[darcs-users] OT: UTF-8 in filenames [was: darcs and non-ASCII characters]

Juliusz Chroboczek Juliusz.Chroboczek at pps.jussieu.fr
Sat Nov 5 23:32:59 UTC 2005


> The operating system part that handles files consists of two layers,
> Mac OS X and HFS+.

More precisely, you've got the kernel which sits above a number of
distinct FS layers (UFS, HFS+, isofs, NFS, webdav, vfat, etc.).
That's why you're able to plug a USB key in Windows format and have it
just work.

> The upper layer accepts all byte sequences (up to limitations with
> "/" and "\000", probably),

That's exactly right.

> and the lower layer handles only UTF-8.
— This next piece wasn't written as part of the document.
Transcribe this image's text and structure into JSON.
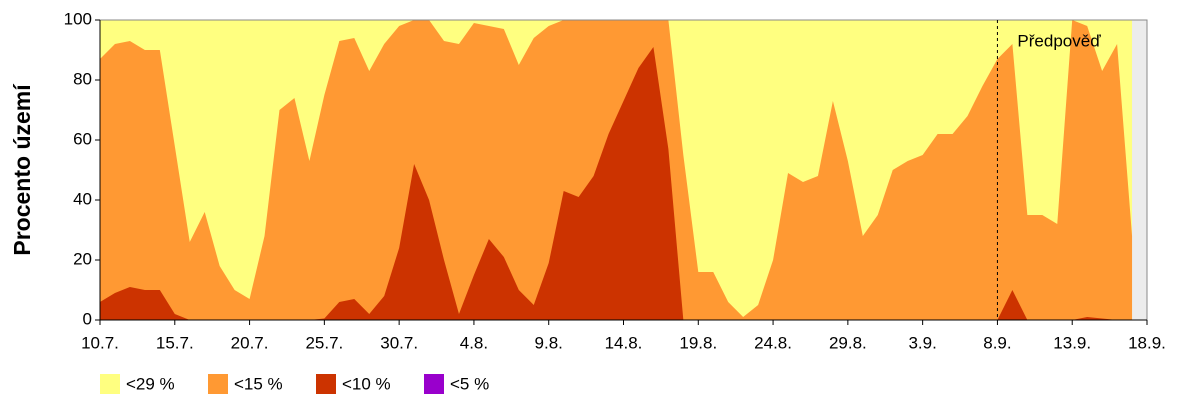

It's up to the particular FS to decide whether it'll accept a given
filename.  HFS+ requires UTF-8, UFS and NFS handle all byte sequences,
isofs... well, isofs is weird.

> (One of the two -- probably also HFS+ -- is also case insensitive.)

Indeed, HFS+ is case-preserving case-insensitive.  Both UFS and NFS
are case-sensitive.  But you won't notice the difference unless you
use the shell, as the GUI cleverly hides the case-sensitivity from you.

Note that all of the above is only about the *kernel*.  It is quite
likely that the GUI libraries refuse to handle anything that's not
UTF-8.  So your initial point still stands.